Per alcuni si tratta di un’opera prettamente politica: Tacito ha voluto informare Traiano sulla pericolosità dei Germani. Per quale scopo? Alcuni pensano che Tacito abbia voluto distogliere il principe dall’intraprendere qualsiasi iniziativa contro quel popolo; altri, al contrario, ritengono che lo storico abbia voluto indirettamente consigliare a Traiano di attaccare prima che il pericolo si facesse più serio; altri ancora credono che lo scopo dell’opera sia quello di giustificare l’assenza di Traiano da Roma, impegnato a consolidare i confini contro un popolo così pericoloso.

Ma non tutti accettano la genesi politica. Una parte degli studiosi ritiene che l’opera Germania sia un saggio nato per soddisfare la sete di conoscenza dei Romani, sempre attenti e curiosi verso tutto cià che era “esotico”.

La terza linea interpretativa è quella secondo cui Tacito avrebbe voluto contrapporre i sani costumi di una civiltà primitiva a quelli corrotti della civiltà romana.
La prima differenza Tacito la rileva nel diverso modo in cui i due popoli si accostano all’istituto del matrimonio. L’ammirazione dello storico è tutta per la semplicità del rito germanico, perché riesce a intuirvi una concezione del matrimonio come legame indissolubile (quando dice, a proposito della cerimonia nuziale, che presso i Germani non è la moglie a portare la dote al marito, ma viceversa, e che i doni di nozze consistono in animali e armi, Tacito pensa al grande affannarsi del padre romano per dare alla figlia la dote più ricca possibile, e ai gioielli e profumi dati in dono alla sposa).

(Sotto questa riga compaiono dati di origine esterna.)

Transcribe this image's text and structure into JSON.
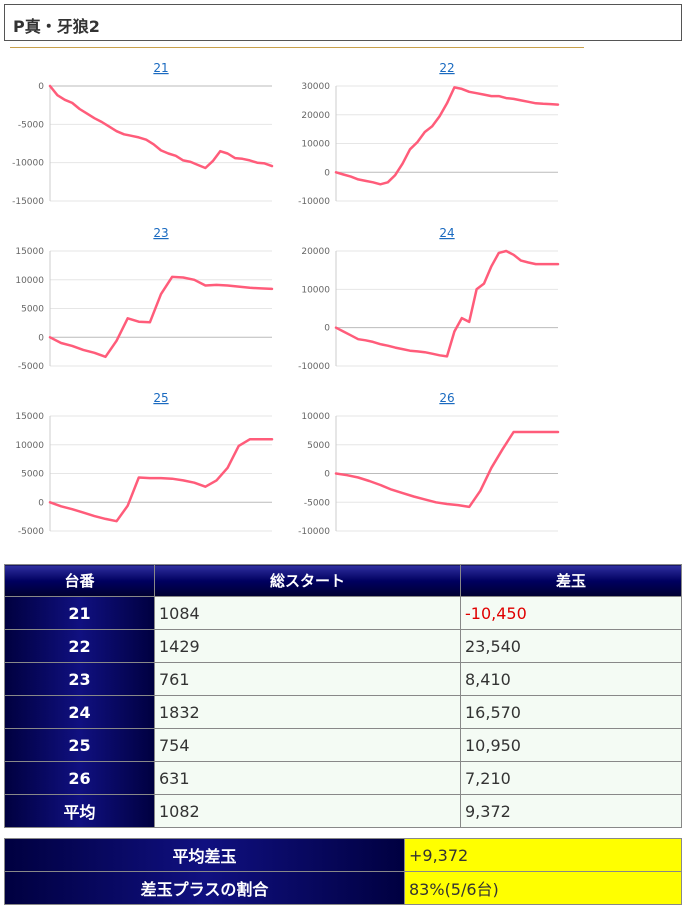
{
  "page": {
    "title": "P真・牙狼2"
  },
  "chart_data": [
    {
      "type": "line",
      "title": "21",
      "yticks": [
        0,
        -5000,
        -10000,
        -15000
      ],
      "ylim": [
        -15000,
        0
      ],
      "x": [
        0,
        1,
        2,
        3,
        4,
        5,
        6,
        7,
        8,
        9,
        10,
        11,
        12,
        13,
        14,
        15,
        16,
        17,
        18,
        19,
        20,
        21,
        22,
        23,
        24,
        25,
        26,
        27,
        28,
        29,
        30
      ],
      "values": [
        0,
        -1200,
        -1800,
        -2200,
        -3000,
        -3600,
        -4200,
        -4700,
        -5300,
        -5900,
        -6300,
        -6500,
        -6700,
        -7000,
        -7600,
        -8400,
        -8800,
        -9100,
        -9700,
        -9900,
        -10300,
        -10700,
        -9800,
        -8500,
        -8800,
        -9400,
        -9500,
        -9700,
        -10000,
        -10100,
        -10450
      ]
    },
    {
      "type": "line",
      "title": "22",
      "yticks": [
        30000,
        20000,
        10000,
        0,
        -10000
      ],
      "ylim": [
        -10000,
        30000
      ],
      "x": [
        0,
        1,
        2,
        3,
        4,
        5,
        6,
        7,
        8,
        9,
        10,
        11,
        12,
        13,
        14,
        15,
        16,
        17,
        18,
        19,
        20,
        21,
        22,
        23,
        24,
        25,
        26,
        27,
        28,
        29,
        30
      ],
      "values": [
        0,
        -800,
        -1500,
        -2500,
        -3000,
        -3500,
        -4200,
        -3500,
        -1000,
        3000,
        8000,
        10500,
        14000,
        16000,
        19500,
        24000,
        29500,
        29000,
        28000,
        27500,
        27000,
        26500,
        26500,
        25800,
        25500,
        25000,
        24500,
        24000,
        23800,
        23700,
        23540
      ]
    },
    {
      "type": "line",
      "title": "23",
      "yticks": [
        15000,
        10000,
        5000,
        0,
        -5000
      ],
      "ylim": [
        -5000,
        15000
      ],
      "x": [
        0,
        1,
        2,
        3,
        4,
        5,
        6,
        7,
        8,
        9,
        10,
        11,
        12,
        13,
        14,
        15,
        16,
        17,
        18,
        19,
        20
      ],
      "values": [
        0,
        -1000,
        -1500,
        -2200,
        -2700,
        -3400,
        -600,
        3300,
        2700,
        2600,
        7500,
        10500,
        10400,
        10000,
        9000,
        9100,
        9000,
        8800,
        8600,
        8500,
        8410
      ]
    },
    {
      "type": "line",
      "title": "24",
      "yticks": [
        20000,
        10000,
        0,
        -10000
      ],
      "ylim": [
        -10000,
        20000
      ],
      "x": [
        0,
        1,
        2,
        3,
        4,
        5,
        6,
        7,
        8,
        9,
        10,
        11,
        12,
        13,
        14,
        15,
        16,
        17,
        18,
        19,
        20,
        21,
        22,
        23,
        24,
        25,
        26,
        27,
        28,
        29,
        30
      ],
      "values": [
        0,
        -1000,
        -2000,
        -3000,
        -3300,
        -3700,
        -4300,
        -4700,
        -5200,
        -5600,
        -6000,
        -6200,
        -6400,
        -6800,
        -7200,
        -7500,
        -1000,
        2500,
        1500,
        10000,
        11500,
        16000,
        19500,
        20000,
        19000,
        17500,
        17000,
        16570,
        16570,
        16570,
        16570
      ]
    },
    {
      "type": "line",
      "title": "25",
      "yticks": [
        15000,
        10000,
        5000,
        0,
        -5000
      ],
      "ylim": [
        -5000,
        15000
      ],
      "x": [
        0,
        1,
        2,
        3,
        4,
        5,
        6,
        7,
        8,
        9,
        10,
        11,
        12,
        13,
        14,
        15,
        16,
        17,
        18,
        19,
        20
      ],
      "values": [
        0,
        -700,
        -1200,
        -1800,
        -2400,
        -2900,
        -3300,
        -600,
        4300,
        4200,
        4200,
        4100,
        3800,
        3400,
        2700,
        3800,
        6000,
        9800,
        10950,
        10950,
        10950
      ]
    },
    {
      "type": "line",
      "title": "26",
      "yticks": [
        10000,
        5000,
        0,
        -5000,
        -10000
      ],
      "ylim": [
        -10000,
        10000
      ],
      "x": [
        0,
        1,
        2,
        3,
        4,
        5,
        6,
        7,
        8,
        9,
        10,
        11,
        12,
        13,
        14,
        15,
        16,
        17,
        18,
        19,
        20
      ],
      "values": [
        0,
        -300,
        -700,
        -1300,
        -2000,
        -2800,
        -3400,
        -4000,
        -4500,
        -5000,
        -5300,
        -5500,
        -5800,
        -3000,
        1000,
        4200,
        7210,
        7210,
        7210,
        7210,
        7210
      ]
    }
  ],
  "table": {
    "headers": [
      "台番",
      "総スタート",
      "差玉"
    ],
    "rows": [
      {
        "id": "21",
        "start": "1084",
        "diff": "-10,450",
        "neg": true
      },
      {
        "id": "22",
        "start": "1429",
        "diff": "23,540",
        "neg": false
      },
      {
        "id": "23",
        "start": "761",
        "diff": "8,410",
        "neg": false
      },
      {
        "id": "24",
        "start": "1832",
        "diff": "16,570",
        "neg": false
      },
      {
        "id": "25",
        "start": "754",
        "diff": "10,950",
        "neg": false
      },
      {
        "id": "26",
        "start": "631",
        "diff": "7,210",
        "neg": false
      }
    ],
    "avg_row": {
      "label": "平均",
      "start": "1082",
      "diff": "9,372"
    }
  },
  "summary": {
    "avg_label": "平均差玉",
    "avg_value": "+9,372",
    "ratio_label": "差玉プラスの割合",
    "ratio_value": "83%(5/6台)"
  },
  "colors": {
    "line": "#ff5c7a",
    "link": "#1a6ac0",
    "negative": "#e00000",
    "highlight": "#ffff00"
  }
}
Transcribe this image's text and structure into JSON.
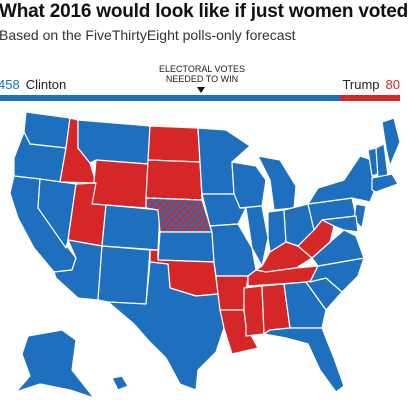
{
  "header": {
    "title": "What 2016 would look like if just women voted",
    "subtitle": "Based on the FiveThirtyEight polls-only forecast"
  },
  "electoral_votes": {
    "clinton": {
      "label": "Clinton",
      "votes": "458",
      "color": "#1e6fbd"
    },
    "trump": {
      "label": "Trump",
      "votes": "80",
      "color": "#d62728"
    },
    "needed_label": "ELECTORAL VOTES NEEDED TO WIN",
    "clinton_share": 0.851
  },
  "map": {
    "colors": {
      "clinton": "#1e6fbd",
      "trump": "#d62728",
      "border": "#ffffff",
      "split_hatch": "red/blue diagonal hatch"
    },
    "trump_states": [
      "ID",
      "UT",
      "WY",
      "ND",
      "SD",
      "OK",
      "AR",
      "LA",
      "MS",
      "AL",
      "TN",
      "KY",
      "WV"
    ],
    "split_states": [
      "NE"
    ]
  }
}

L’attenzione dello storico si concentra poi sulla pudicizia delle donne germaniche non corrotte da spettacoli libidinosi, né dalle “eccitazioni dei banchetti”, e neppure dalla seduzione di una letteratura erotica.
Esse non pongono alcun limite al numero dei figli, che seguono personalmente fin dalla nascita. La madre li allatta al proprio seno e non delega a nutrici e ad ancelle un compito che è solamente suo.
Di contro c’è la vita lasciva delle corrotte matrone romane, la frequenza con cui esse praticano l’adulterio e l’aborto, la facilità con cui si sottraggono all’impegno di madre.

Certamente Tacito esagera tanto i pregi degli uni quanto i difetti degli altri, ma egli considera necessario rieducare i Romani riportandoli ai sani valori del mos maiorum, anche se poi lo storico non sa dire come!

Le fonti a cui Tacito attinse per Germania furono sia letterarie, come i perduti Bella Germaniae di Plinio il Vecchio e il De bello gallico di Cesare, sia orali, come le informazioni raccolte da prigionieri, soldati e commercianti.

La narrazione non risulta mai monotona per la varietà degli argomenti, per l’efficacia descrittiva, per l’incisività dello stile a periodi brevi con un cero colorito poetico.